Solar subsidies cuts: UK government loses court appeal

Thousands of homes and businesses may now be able to claim higher payments after the government fails to overturn earlier ruling that cuts were illegal

HomeSun solar panels. Thousands of homes and businesses may now be able to claim higher payments. Photograph: Simon Burt/PA

The government lost its appeal on Wednesday against a judge’s ruling that its cuts to solar power subsidies were illegal, suggesting thousands of homes and businesses will now be able to claim the higher payments.

Three court of appeal judges unanimously rejected the government’s appeal. The government could still appeal for a second time, directly to the supreme court.

Announcing cuts to the solar feed-in tariff payments in October, ministers said the cost of the panels had dropped and unless the subsidy was also cut, the available funding for a range of low-carbon energy technologies would be rapidly exhausted. But in December, a high court judge ruled that the government’s handling of the cuts was “legally flawed”, following a challenge by two solar companies, SolarCentury and HomeSun, plus Friends of the Earth.
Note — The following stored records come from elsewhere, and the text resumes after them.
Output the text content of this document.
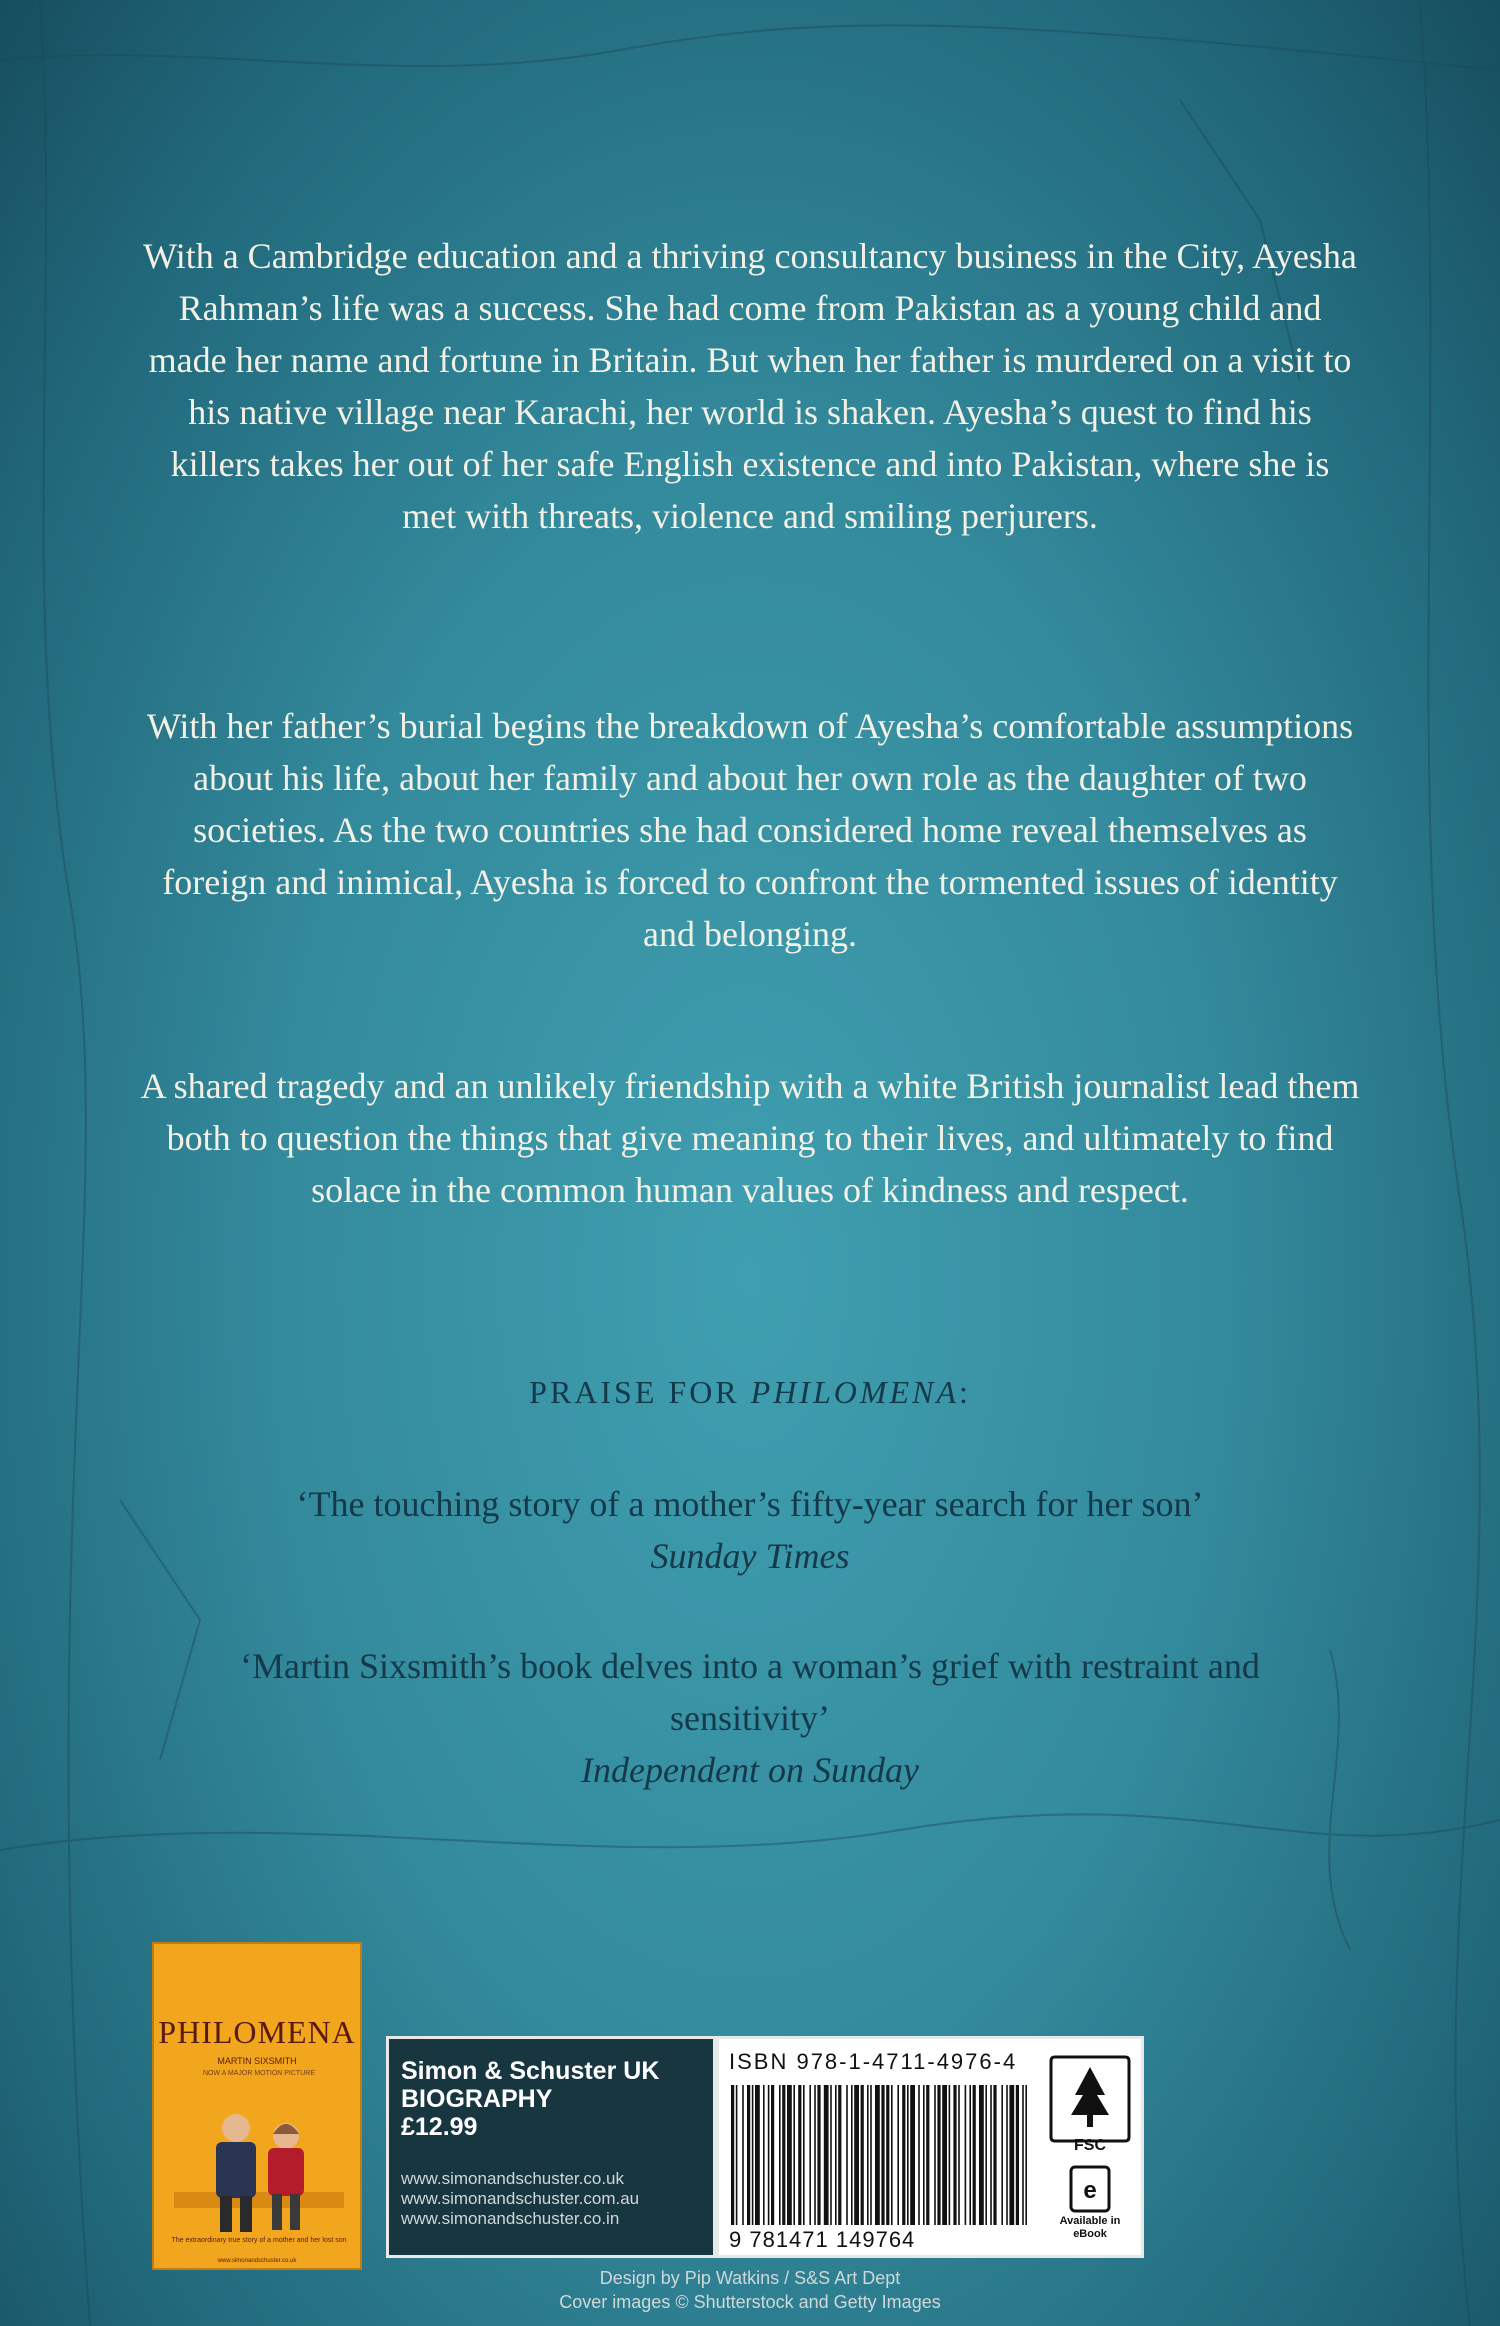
With a Cambridge education and a thriving consultancy business in the City, Ayesha Rahman’s life was a success. She had come from Pakistan as a young child and made her name and fortune in Britain. But when her father is murdered on a visit to his native village near Karachi, her world is shaken. Ayesha’s quest to find his killers takes her out of her safe English existence and into Pakistan, where she is met with threats, violence and smiling perjurers.

With her father’s burial begins the breakdown of Ayesha’s comfortable assumptions about his life, about her family and about her own role as the daughter of two societies. As the two countries she had considered home reveal themselves as foreign and inimical, Ayesha is forced to confront the tormented issues of identity and belonging.

A shared tragedy and an unlikely friendship with a white British journalist lead them both to question the things that give meaning to their lives, and ultimately to find solace in the common human values of kindness and respect.

PRAISE FOR PHILOMENA:

‘The touching story of a mother’s fifty-year search for her son’
Sunday Times

‘Martin Sixsmith’s book delves into a woman’s grief with restraint and sensitivity’
Independent on Sunday

PHILOMENA
MARTIN SIXSMITH
NOW A MAJOR MOTION PICTURE
The extraordinary true story of a mother and her lost son
www.simonandschuster.co.uk
Simon & Schuster UK
BIOGRAPHY
£12.99
www.simonandschuster.co.uk
www.simonandschuster.com.au
www.simonandschuster.co.in
ISBN 978-1-4711-4976-4
9 781471 149764
FSC
e
Available in eBook
Design by Pip Watkins / S&S Art Dept
Cover images © Shutterstock and Getty Images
On 19 January, the government said that if it lost the legal case, they would fund the higher rate payments for any panels installed by 3 March. The Department of Energy and Climate Change (Decc) expected this to affect about 3,700 homes and businesses.

Daniel Green, chief executive of HomeSun, said: “Almost everybody except Decc have appreciated the potential and importance of the solar industry – from the National Trust, the Church of England through to the CBI as well as the British people. Surely this must be the point at which Chris Huhne stops taking the side of the big six energy companies and realise that solar is part of our future.”

Friends of the Earth had called the government’s action at the court of appeal a waste of public money. The group’s head of campaigns, Andrew Pendleton, said on 4 January: “Trying to appeal the high court’s ruling is an expensive waste of taxpayers’ money. The government must expand the scheme – with all the tax revenue the scheme generates, this can be done at no extra cost to bill payers. Ministers should end business uncertainty and protect jobs with a clear plan to reduce payments from February – in line with falling installation costs.”

In October, the cuts to the solar scheme – from 43.3p per kWh of energy generated to 21p – were leaked online. The climate minister, Greg Barker, defended the cuts as necessary to protect the scheme in the long term. “The plummeting costs of solar mean we’ve got no option but to act so that we stay within budget, and not threaten the whole viability of the Fits [feed-in tariff] scheme.”

The cuts prompted a furious backlash from the solar industry and green groups, with the chief complaint being the speed of the changes, which were to come into effect just six weeks later, on 12 December. Critics also drew attention to the fact that the consultation did not end until 23 December – over a week after the changes were proposed to take place.

In December, a cross-party group of MPs said in a strongly worded report that said the reductions were “clumsily handled”, had threatened jobs and could have dealt a fatal blow to the scheme, because the changes required homes to meet the C-rated energy efficiency standard before becoming eligible for the solar feed-in tariff.